Detrimental and beneficial effects of reactive astrocytes induced by various mediators or up/downregulated genes. Resting (A0) astrocytes are stimulated to convert into reactive functional phenotypes (A1 and A2). C1q, IL-1α, and TNF-α secreted by pro-inflammatory microglia transform A0 into A1 astrocytes, which is accompanied by up/downregulation of numerous genes leading to neurodegeneration. In contrast, A2 astrocytes are induced from A0 astrocytes by IL-1β, IL-6, NFIA, and silencing of miR-21, potentially leading to neuroprotective effects by up/downregulation of genes in neurodegenerative disorders. C1q: Component 1 subcomponent q; IL-1α: interleukin-1α; IL-1β: interleukin-1β; IL-6: interleukin-6; NFIA: nuclear factor IA; TNF-α: tumor necrosis factor α.

Figure 3

Intracellular signaling pathways for astrocytic transformation (A1/A2) and roles in neurodegenerative disease. Dysfunctional cells (reactive microglia and neurons) secrete molecules recognized by specific receptors in the astrocytic cytomembrane. These extracellular signals activate intracellular signaling pathways including NF-κB, MAPK, S1PR, JAK/STAT3, and PI3K/AKT. (1) The NF-κB pathway is triggered by inflammatory mediators. Receptor-bound protein kinases activate the IKK complex, resulting in phosphorylation of IκBα, the stable inhibitor of NF-κB. p50 and p65, two subunits of NF-κB, translocate to the nucleus and activate transcription of A1-related genes.

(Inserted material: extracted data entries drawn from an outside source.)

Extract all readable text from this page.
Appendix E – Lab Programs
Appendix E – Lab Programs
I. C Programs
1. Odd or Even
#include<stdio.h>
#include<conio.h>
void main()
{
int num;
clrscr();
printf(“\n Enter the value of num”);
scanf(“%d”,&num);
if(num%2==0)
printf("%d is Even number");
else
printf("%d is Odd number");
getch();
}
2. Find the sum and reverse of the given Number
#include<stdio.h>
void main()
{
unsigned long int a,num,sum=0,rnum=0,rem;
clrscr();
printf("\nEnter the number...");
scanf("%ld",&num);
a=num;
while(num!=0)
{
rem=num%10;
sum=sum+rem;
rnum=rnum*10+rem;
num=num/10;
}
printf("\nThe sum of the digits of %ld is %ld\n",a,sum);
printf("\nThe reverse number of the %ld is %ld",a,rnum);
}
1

DN-IκBα inhibits p50 and p65. (2) The MAPK pathway is partly initiated by cytokines and growth factors, which initiate a cascade amplification of phosphorylation. After triggering, JNK, p38, and ERK1/2 upregulate gene transcription of A1 astrocytes by initiating a large number of transcription factors (TF). (3) The S1PR pathway is activated by extracellular sphingosine-1-phosphate (S1P). S1PR binds to heterotrimeric G-proteins (GPs), such as Gi, Gq and G12/13, which in turn affect downstream proteins such as phospholipase adenylate cyclase (AC), Ras homolog (Rho), Ras-related C3 botulinum toxin substrate (Rac), which translocate to the nucleus to activate expression of A1-related genes. (4) The JAK/STAT3 pathway is triggered by cytokines. Upon cytokine coupling, JAK kinase is initiated and STAT3 is gathered to gp130 (intracellular receptor). Consequently, STAT3 is phosphorylated and translocates to the nucleus, whereby it upregulates gene transcription of A2-related genes. STAT3 also promotes SOCS3 expression, which inhibits the JAK/STAT3 pathway. (5) The PI3K/AKT pathway is activated by binding of insulin to insulin receptor (IR), which activates phosphatidylinositol-4,5-bisphosphate 3-kinase (PI3K). AKT is activated upon its interaction with phosphoinositide dependent protein kinase 1 (PDK1), which is indirectly phosphorylated by PI3K. Subsequently, AKT modulates transcription factors, such as glycogen synthase kinase 3 (GSK3β), forkhead box (FOX), and mechanistic target for rapamycin (mTOR), which are associated with several functions of A2 astrocytes.